There’s been a bunch of hullabaloo about our recent deprecation of the Shoulda macros should_change and should_not_change. A lot of people have asked, “why remove it?” Short answer: we don’t use it anymore. Long answer: it’s confusing and may encourage bad programming practices.

Consider this example of should_change:

context "updating a post" do
  setup do
    @post = Post.create(:title => "old")
    put :update, :post => {:title => "new"}, :id => @post.to_param
  end

  should_change("the post title", :from => "old", :to => "new") { @post.title }
end

This reads well and seems to be fairly straightforward. Sadly, this doesn’t work because of how should_change works internally (hence the confusing part). It would actually need to be written like this:

context "given a post" do
  setup do
    @post = Post.create(:title => "old")
  end

  context "updating" do
    setup do
      put :update, :post => {:title => "new"}, :id => @post.to_param
    end

    should_change("the post title", :from => "old", :to => "new") { @post.title }
  end
end

The @post instance variable needs to be assigned a context above the context containing should_change. I told you it was confusing.

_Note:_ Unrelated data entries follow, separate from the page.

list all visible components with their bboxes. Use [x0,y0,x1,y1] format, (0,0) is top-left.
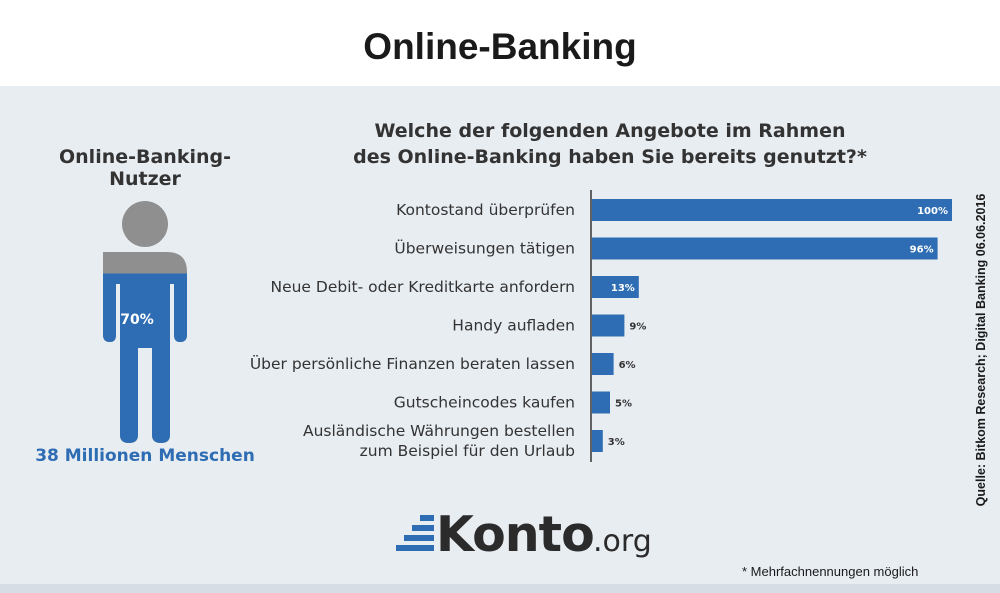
bar-4 [592,353,614,375]
bar-1 [592,237,938,260]
bar-0 [592,199,952,221]
bar-3 [592,314,625,337]
category-label-6-0: Ausländische Währungen bestellen [303,422,575,440]
bar-2 [592,276,639,298]
bar-value-label-3: 9% [629,322,646,333]
question-line-1: Welche der folgenden Angebote im Rahmen [374,120,846,142]
users-title: Online-Banking-Nutzer [59,146,231,190]
bar-5 [592,391,610,414]
people-count-label: 38 Millionen Menschen [35,446,255,466]
source-note: Quelle: Bitkom Research; Digital Banking… [974,194,988,507]
bar-value-label-6: 3% [608,437,625,448]
bar-value-label-0: 100% [917,206,948,217]
category-label-5: Gutscheincodes kaufen [394,394,575,412]
bar-value-label-5: 5% [615,399,632,410]
person-percent-label: 70% [120,312,154,328]
bar-value-label-2: 13% [611,283,635,294]
footnote: * Mehrfachnennungen möglich [742,564,919,579]
logo-suffix: .org [593,524,652,559]
bottom-bar [0,584,1000,593]
category-label-1: Überweisungen tätigen [394,239,575,258]
page-title: Online-Banking [363,26,637,67]
question-line-2: des Online-Banking haben Sie bereits gen… [353,146,867,168]
chart-question: Welche der folgenden Angebote im Rahmen … [350,118,870,170]
category-label-0: Kontostand überprüfen [396,201,575,219]
category-label-3: Handy aufladen [452,317,575,335]
person-figure: 70% [103,201,187,443]
category-label-4: Über persönliche Finanzen beraten lassen [250,354,575,373]
logo: Konto .org [396,506,676,571]
category-label-2: Neue Debit- oder Kreditkarte anfordern [270,278,575,296]
bar-value-label-4: 6% [619,360,636,371]
logo-text: Konto [436,506,595,563]
source-text: Quelle: Bitkom Research; Digital Banking… [974,194,988,507]
category-label-6-1: zum Beispiel für den Urlaub [360,442,575,460]
bar-6 [592,430,603,452]
bar-value-label-1: 96% [910,245,934,256]
header: Online-Banking [0,0,1000,86]
bar-stack-icon [396,515,434,551]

Now, onto the bad practice aspect. This tests that the post was saved! Come on, we don’t want to do that here. That’s why we write Cucumber scenarios! We’re testing the controller, right? If that’s the case, then we shouldn’t care whatsoever if update_attributes worked with specific data passed to it, just that it was called and that we handle the result accordingly.

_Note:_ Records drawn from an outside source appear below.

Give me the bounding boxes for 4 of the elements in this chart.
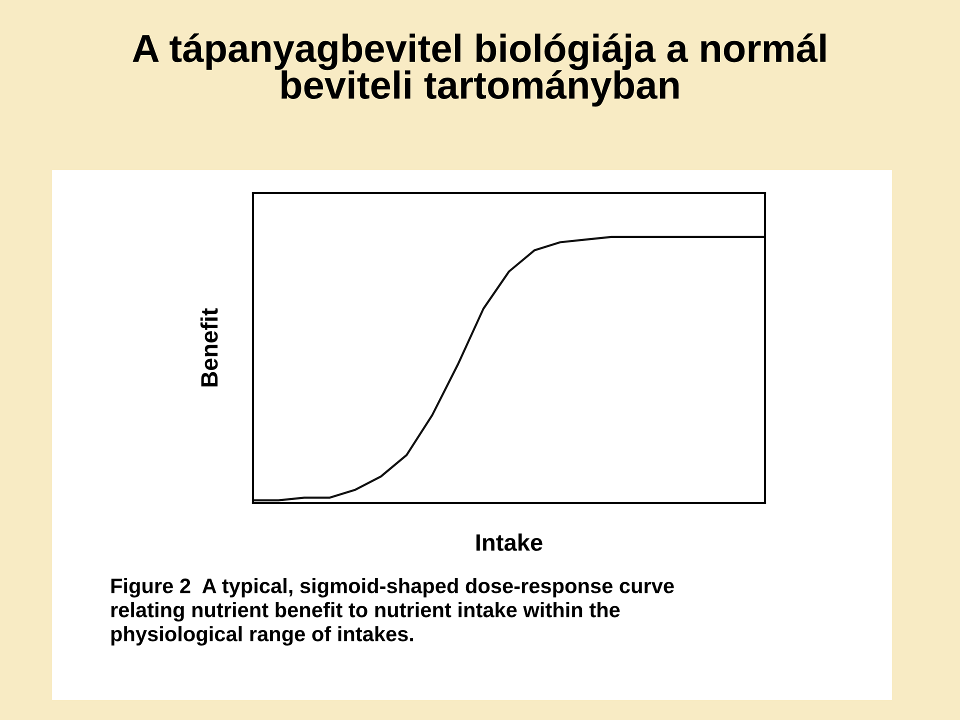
chart-title: A tápanyagbevitel biológiája a normál beviteli tartományban — [132, 33, 826, 107]
y-axis-title: Benefit — [200, 308, 218, 386]
x-axis-title: Intake — [476, 534, 542, 551]
caption: Figure 2 A typical, sigmoid-shaped dose-response curve relating nutrient benefit to nutrient intake within the physiological range of intakes. — [111, 578, 674, 646]
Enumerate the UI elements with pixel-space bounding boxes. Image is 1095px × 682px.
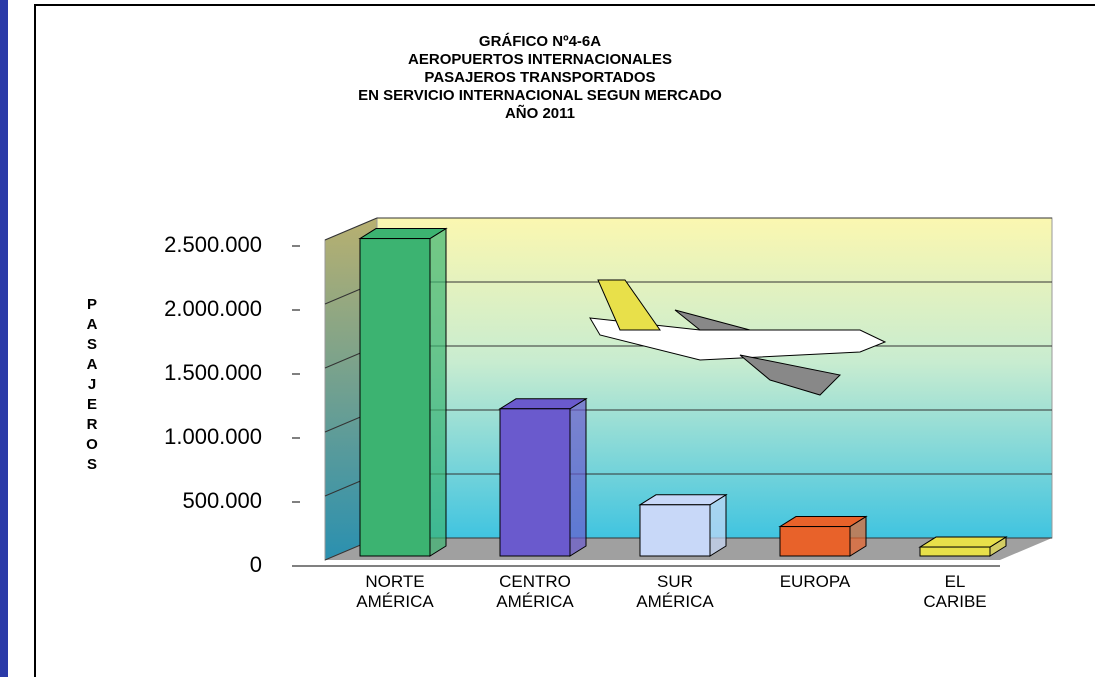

context "updating a post" do
  setup do
    @post = Factory :post
    Post.stubs(:find => @post)
  end

  context "when the update is successful" do
    setup do
      @post.stubs(:update_attributes => true)
      put :update, :post => {:title => "new"}, :id => @post.to_param
    end

    should set_the_flash.to(/updated/)
    should redirect_to(posts_path)
  end

  context "when the update is unsuccessful" do
    setup do
      @post.stubs(:update_attributes => false)
      put :update, :post => {:title => "new"}, :id => @post.to_param
    end

    should render_template(:edit)
    should assign_to(:post).with(@post)
  end
end

This is more inline with what we really want to test; that the controller handled update_attributes correctly when the update worked and when it didn’t. Leave the model logic and whether it should save or not in the model (and its tests), and test the controller to ensure it handles whether the model was updated.

I mentioned before that Cucumber scenarios should cover overall integration. Something like these would work:

Scenario: Update a post successfully
  Given I am signed in
  And I authored a post titled "Great Scott"
  When I go to edit the "Great Scott" post
  And I fill in "Title" with "Willard Scott"
  And I press "Update"
  Then I should see the flash message "Your post was updated successfully"
  And I should have authored "Willard Scott"

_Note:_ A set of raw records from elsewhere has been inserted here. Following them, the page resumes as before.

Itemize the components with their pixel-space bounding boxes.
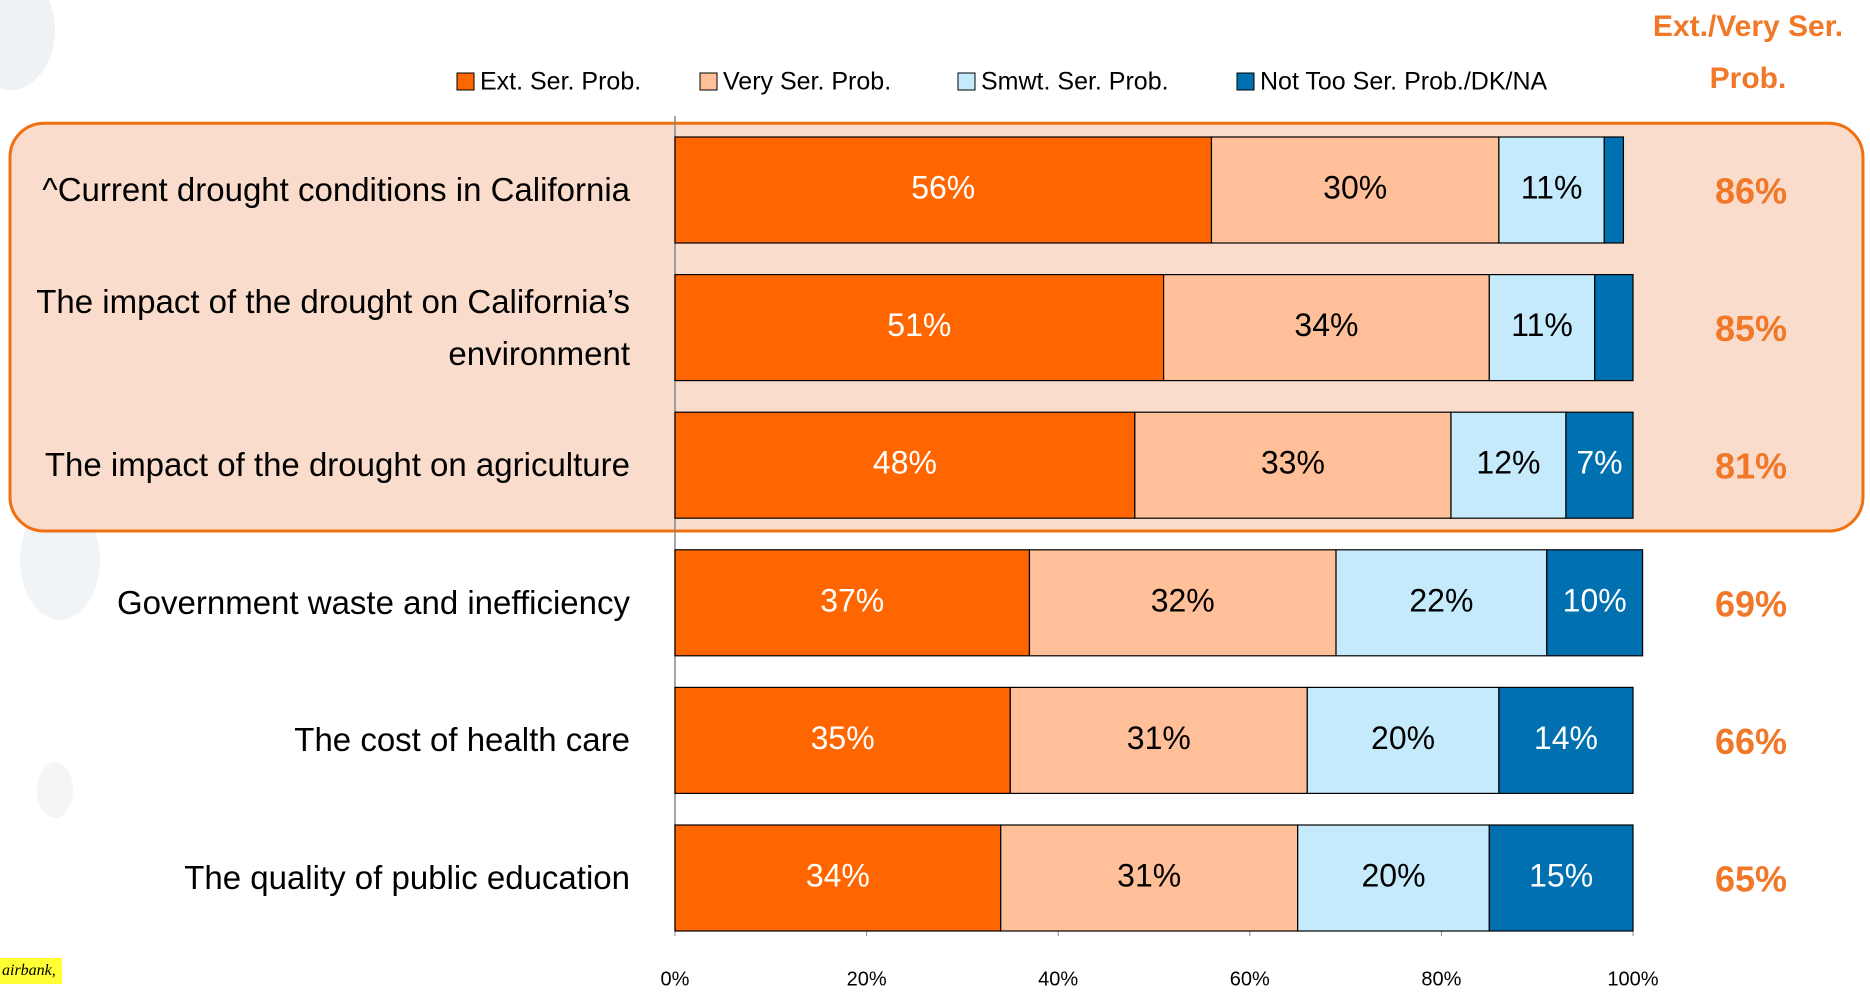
legend-label: Ext. Ser. Prob. bbox=[480, 68, 641, 96]
value-label: 35% bbox=[811, 720, 875, 756]
net-title-text: Ext./Very Ser.Prob. bbox=[1653, 10, 1843, 95]
decoration bbox=[0, 0, 55, 90]
legend-swatch bbox=[700, 73, 717, 90]
legend-swatch bbox=[958, 73, 975, 90]
x-tick-label: 0% bbox=[661, 968, 690, 990]
value-label: 15% bbox=[1529, 857, 1593, 893]
footnote: airbank, bbox=[0, 958, 62, 984]
category-label: The impact of the drought on California’… bbox=[30, 276, 630, 380]
x-tick-label: 100% bbox=[1607, 968, 1658, 990]
value-label: 11% bbox=[1511, 307, 1573, 343]
value-label: 20% bbox=[1361, 857, 1425, 893]
page: Ext. Ser. Prob. Very Ser. Prob. Smwt. Ser.… bbox=[0, 0, 1870, 992]
value-label: 33% bbox=[1261, 445, 1325, 481]
value-label: 31% bbox=[1127, 720, 1191, 756]
value-label: 37% bbox=[820, 582, 884, 618]
value-label: 56% bbox=[911, 169, 975, 205]
x-tick-label: 20% bbox=[847, 968, 887, 990]
legend-label: Not Too Ser. Prob./DK/NA bbox=[1260, 68, 1547, 96]
value-label: 32% bbox=[1151, 582, 1215, 618]
chart: Ext. Ser. Prob. Very Ser. Prob. Smwt. Ser.… bbox=[0, 0, 1870, 992]
value-label: 14% bbox=[1534, 720, 1598, 756]
value-label: 51% bbox=[887, 307, 951, 343]
value-label: 10% bbox=[1563, 582, 1627, 618]
bar-segment bbox=[1595, 275, 1633, 381]
category-label: The quality of public education bbox=[30, 852, 630, 904]
value-label: 7% bbox=[1576, 445, 1622, 481]
net-value: 69% bbox=[1715, 583, 1787, 624]
x-tick-label: 80% bbox=[1421, 968, 1461, 990]
legend-label: Very Ser. Prob. bbox=[723, 68, 891, 96]
legend-label: Smwt. Ser. Prob. bbox=[981, 68, 1169, 96]
value-label: 22% bbox=[1409, 582, 1473, 618]
legend-swatch bbox=[457, 73, 474, 90]
net-value: 81% bbox=[1715, 446, 1787, 487]
net-title: Ext./Very Ser.Prob. bbox=[1653, 10, 1843, 95]
value-label: 30% bbox=[1323, 169, 1387, 205]
legend-swatch bbox=[1237, 73, 1254, 90]
category-label: The impact of the drought on agriculture bbox=[30, 439, 630, 491]
bar-segment bbox=[1604, 137, 1623, 243]
category-label: The cost of health care bbox=[30, 714, 630, 766]
net-value: 66% bbox=[1715, 721, 1787, 762]
value-label: 34% bbox=[806, 857, 870, 893]
value-label: 48% bbox=[873, 445, 937, 481]
x-tick-label: 60% bbox=[1230, 968, 1270, 990]
net-value: 85% bbox=[1715, 308, 1787, 349]
category-label: ^Current drought conditions in Californi… bbox=[30, 164, 630, 216]
decoration bbox=[37, 762, 73, 818]
value-label: 31% bbox=[1117, 857, 1181, 893]
net-value: 65% bbox=[1715, 859, 1787, 900]
category-label: Government waste and inefficiency bbox=[30, 577, 630, 629]
value-label: 34% bbox=[1294, 307, 1358, 343]
value-label: 20% bbox=[1371, 720, 1435, 756]
net-value: 86% bbox=[1715, 171, 1787, 212]
value-label: 11% bbox=[1521, 169, 1583, 205]
x-tick-label: 40% bbox=[1038, 968, 1078, 990]
value-label: 12% bbox=[1476, 445, 1540, 481]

Scenario Example: Update a post unsuccessfully
  Given I am signed in
  And I authored a post titled "Great Scott"
  When I go to edit the "Great Scott" post
  And I fill in "<required field>" with ""
  And I press "Update"
  Then I should see error messages
  When I fill in "<required field>" with "<valid value>"
  And I press "Update"
  Then I should see "Your post was updated successfully"
  Examples:
    | required field | valid value       |
    | Title          | Awesome Post Name |
    | Body           | Awesome story     |

I’m sure this isn’t the only way people were using should_change, but hopefully this clarifies how deprecating the methods will encourage better tests.

Do you use should_change and think it’s by far the best way to test certain pieces of code? I’d like to see some people who’ll sorely miss it post some real code (Pastebin or Gist).